Let the flaming begin.
 
Hi There,
In my Honest opinion, The Lansky System Stinks! I've had two of them and ruined several good blades. However as someone else posted there are some members that have been able to get it to work.

In my overview however I think the Aliener isn't a bad system but I have never used one So this is just my opinion If the blade your sharpening is rather long you'll have alot of work.

Many here also talk about the Spyderco Sharp maker but I have also seen posts from members that were having trouble getting it to work. There is a learning curve with some of these machines however. Some swear by the Sharp maker and I bet there are a few that swear at it also.

I myself finally knuckled under and bought an Edgepro. It also has a learning curve so don't expect to buy one and get your blade razor sharp first time you use it. It takes a while to get used to things and I still am not the best at it
but I can tell you it does work and Ben Dale the owner of the company is only a phone call away. Great customer service. It is rather pricey but worth it. I had to save for a couple of month to get it. Check out their web page it will provide some info!

There is another system being sold Thar has caught my attention, Steve Botorff is pushing it. The author of Sharpening made easy. This man seems to know what he's talking about.
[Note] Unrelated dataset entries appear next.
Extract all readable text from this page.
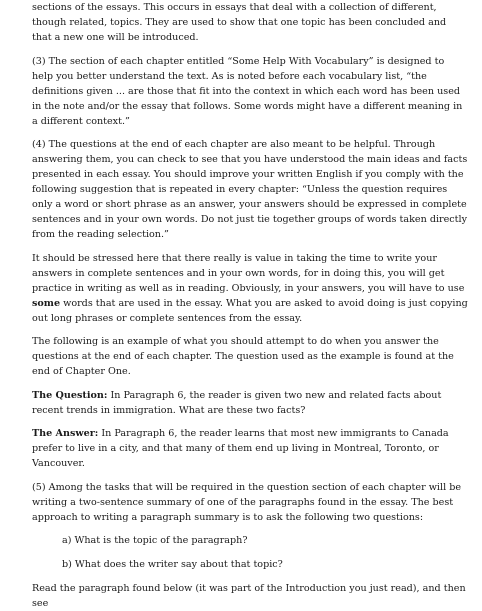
sections of the essays. This occurs in essays that deal with a collection of different, though related, topics. They are used to show that one topic has been concluded and that a new one will be introduced.

(3) The section of each chapter entitled “Some Help With Vocabulary” is designed to help you better understand the text. As is noted before each vocabulary list, “the definitions given ... are those that fit into the context in which each word has been used in the note and/or the essay that follows. Some words might have a different meaning in a different context.”

(4) The questions at the end of each chapter are also meant to be helpful. Through answering them, you can check to see that you have understood the main ideas and facts presented in each essay. You should improve your written English if you comply with the following suggestion that is repeated in every chapter: “Unless the question requires only a word or short phrase as an answer, your answers should be expressed in complete sentences and in your own words. Do not just tie together groups of words taken directly from the reading selection.”

It should be stressed here that there really is value in taking the time to write your answers in complete sentences and in your own words, for in doing this, you will get practice in writing as well as in reading. Obviously, in your answers, you will have to use some words that are used in the essay. What you are asked to avoid doing is just copying out long phrases or complete sentences from the essay.

The following is an example of what you should attempt to do when you answer the questions at the end of each chapter. The question used as the example is found at the end of Chapter One.

The Question: In Paragraph 6, the reader is given two new and related facts about recent trends in immigration. What are these two facts?

The Answer: In Paragraph 6, the reader learns that most new immigrants to Canada prefer to live in a city, and that many of them end up living in Montreal, Toronto, or Vancouver.

(5) Among the tasks that will be required in the question section of each chapter will be writing a two-sentence summary of one of the paragraphs found in the essay. The best approach to writing a paragraph summary is to ask the following two questions:

a) What is the topic of the paragraph?
b) What does the writer say about that topic?

Read the paragraph found below (it was part of the Introduction you just read), and then see
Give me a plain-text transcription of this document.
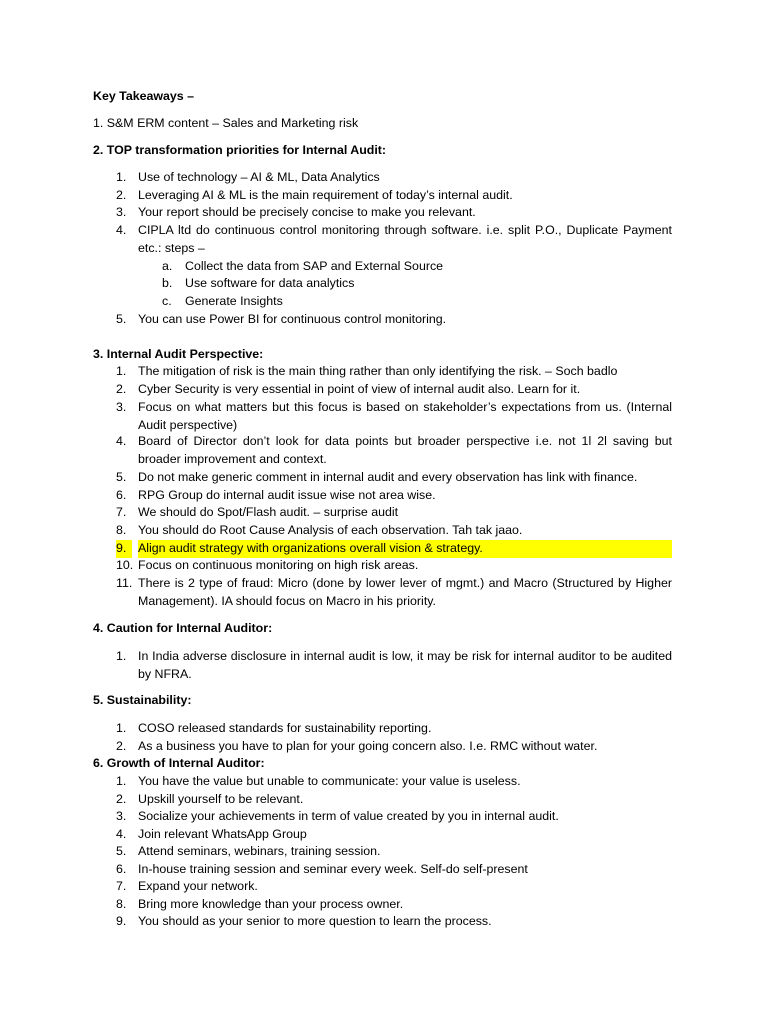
Key Takeaways –
1. S&M ERM content – Sales and Marketing risk
2. TOP transformation priorities for Internal Audit:
1. Use of technology – AI & ML, Data Analytics
2. Leveraging AI & ML is the main requirement of today’s internal audit.
3. Your report should be precisely concise to make you relevant.
4. CIPLA ltd do continuous control monitoring through software. i.e. split P.O., Duplicate Payment etc.: steps –
a. Collect the data from SAP and External Source
b. Use software for data analytics
c. Generate Insights
5. You can use Power BI for continuous control monitoring.
3. Internal Audit Perspective:
1. The mitigation of risk is the main thing rather than only identifying the risk. – Soch badlo
2. Cyber Security is very essential in point of view of internal audit also. Learn for it.
3. Focus on what matters but this focus is based on stakeholder’s expectations from us. (Internal Audit perspective)
4. Board of Director don’t look for data points but broader perspective i.e. not 1l 2l saving but broader improvement and context.
5. Do not make generic comment in internal audit and every observation has link with finance.
6. RPG Group do internal audit issue wise not area wise.
7. We should do Spot/Flash audit. – surprise audit
8. You should do Root Cause Analysis of each observation. Tah tak jaao.
9. Align audit strategy with organizations overall vision & strategy.
10. Focus on continuous monitoring on high risk areas.
11. There is 2 type of fraud: Micro (done by lower lever of mgmt.) and Macro (Structured by Higher Management). IA should focus on Macro in his priority.
4. Caution for Internal Auditor:
1. In India adverse disclosure in internal audit is low, it may be risk for internal auditor to be audited by NFRA.
5. Sustainability:
1. COSO released standards for sustainability reporting.
2. As a business you have to plan for your going concern also. I.e. RMC without water.
6. Growth of Internal Auditor:
1. You have the value but unable to communicate: your value is useless.
2. Upskill yourself to be relevant.
3. Socialize your achievements in term of value created by you in internal audit.
4. Join relevant WhatsApp Group
5. Attend seminars, webinars, training session.
6. In-house training session and seminar every week. Self-do self-present
7. Expand your network.
8. Bring more knowledge than your process owner.
9. You should as your senior to more question to learn the process.
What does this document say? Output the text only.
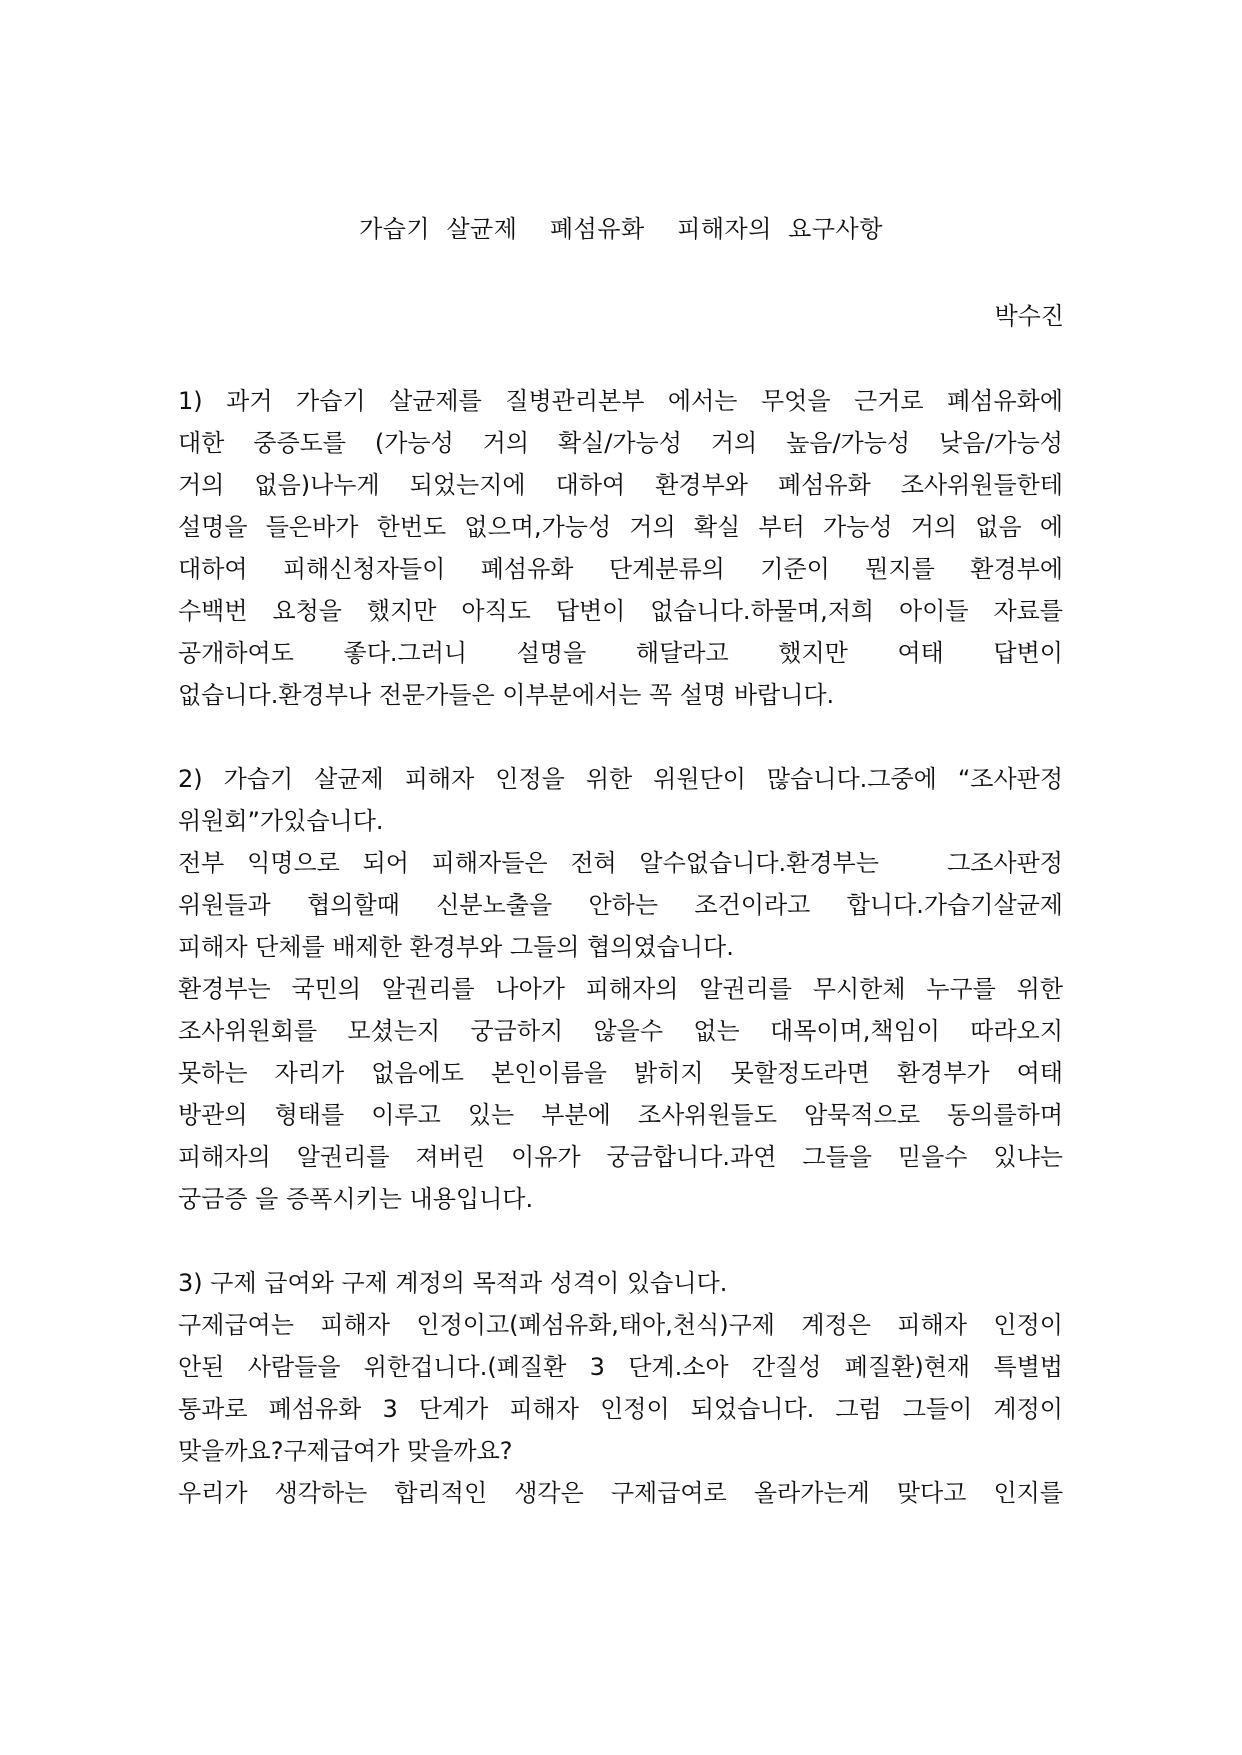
가습기  살균제    폐섬유화    피해자의  요구사항
박수진
1) 과거 가습기 살균제를 질병관리본부 에서는 무엇을 근거로 폐섬유화에
대한 중증도를 (가능성 거의 확실/가능성 거의 높음/가능성 낮음/가능성
거의 없음)나누게 되었는지에 대하여 환경부와 폐섬유화 조사위원들한테
설명을 들은바가 한번도 없으며,가능성 거의 확실 부터 가능성 거의 없음 에
대하여 피해신청자들이 폐섬유화 단계분류의 기준이 뭔지를 환경부에
수백번 요청을 했지만 아직도 답변이 없습니다.하물며,저희 아이들 자료를
공개하여도 좋다.그러니 설명을 해달라고 했지만 여태 답변이
없습니다.환경부나 전문가들은 이부분에서는 꼭 설명 바랍니다.
2) 가습기 살균제 피해자 인정을 위한 위원단이 많습니다.그중에 “조사판정
위원회”가있습니다.
전부 익명으로 되어 피해자들은 전혀 알수없습니다.환경부는   그조사판정
위원들과 협의할때 신분노출을 안하는 조건이라고 합니다.가습기살균제
피해자 단체를 배제한 환경부와 그들의 협의였습니다.
환경부는 국민의 알권리를 나아가 피해자의 알권리를 무시한체 누구를 위한
조사위원회를 모셨는지 궁금하지 않을수 없는 대목이며,책임이 따라오지
못하는 자리가 없음에도 본인이름을 밝히지 못할정도라면 환경부가 여태
방관의 형태를 이루고 있는 부분에 조사위원들도 암묵적으로 동의를하며
피해자의 알권리를 져버린 이유가 궁금합니다.과연 그들을 믿을수 있냐는
궁금증 을 증폭시키는 내용입니다.
3) 구제 급여와 구제 계정의 목적과 성격이 있습니다.
구제급여는 피해자 인정이고(폐섬유화,태아,천식)구제 계정은 피해자 인정이
안된 사람들을 위한겁니다.(폐질환 3 단계.소아 간질성 폐질환)현재 특별법
통과로 폐섬유화 3 단계가 피해자 인정이 되었습니다. 그럼 그들이 계정이
맞을까요?구제급여가 맞을까요?
우리가 생각하는 합리적인 생각은 구제급여로 올라가는게 맞다고 인지를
It's called the Razor Sharp system which consists of two paper wheels load with grit that mount to a bench grinder and is supposed to work rather fast and does a good job. I'm going to buy one myself. Not to expensive either. 35.00 bucks for the grinder at Harbor Freight and 40.00 bucks for the wheels

Sorry for such a long post but I to have been searching for the best edge I can get for a long time and with the Edgepro I found it.

armilite Ps. Just keep at it
 
Gary74: I'm not sure what your experience level is with a guided sharpener, but as armilite said there are many ways you can mess up using the guided system. The first way is to inconsistently place the clamp each time you use it. As you have already figured out the angle varies depending on proximaty to the guide holes. If you place the clamp in different spots, you can't maintain the angles you have already established. You will go higher in some spots which you won't notice, but you will go lower in others which will require a lot of work to reach the edge. I scratch a permanent hash mark on the spine of my knife on either side of my clamp to center my clamp between and I always clamp the bolt on the same side of the knife each time, say on the logo side perhaps. You can also achieve inconsistent angles by tightening the clamp bolt differently each time you use it. I can't recommend this to you as I would sure hate to be responsible for you breaking your aligner, however I have always tightened my aligner bolt as tight as it will go to ensure that I will always have the same angle each time I use it. Third thing is the wobble allowed by the guide hole. I don't have scientific proof that this little bit of wobble will amount to anything, however many of my problems disappeared when I learned to hold the rod down and against the same edge of the guide hole with my index finger on the hand that I am grasping the clamp with. I try to hold it toward the center edge, buy my guides are flipped over and going the opposite direction and it is easier to hold the rod to the center with my index finger.
 
I Am Still New To Sharpening Knives, But Have Tried Most Methods For Sharpening. I Feel Different Methods Of Sharpening Work Well With Different Types Of Knives. Try Them All And Find Your Favorite.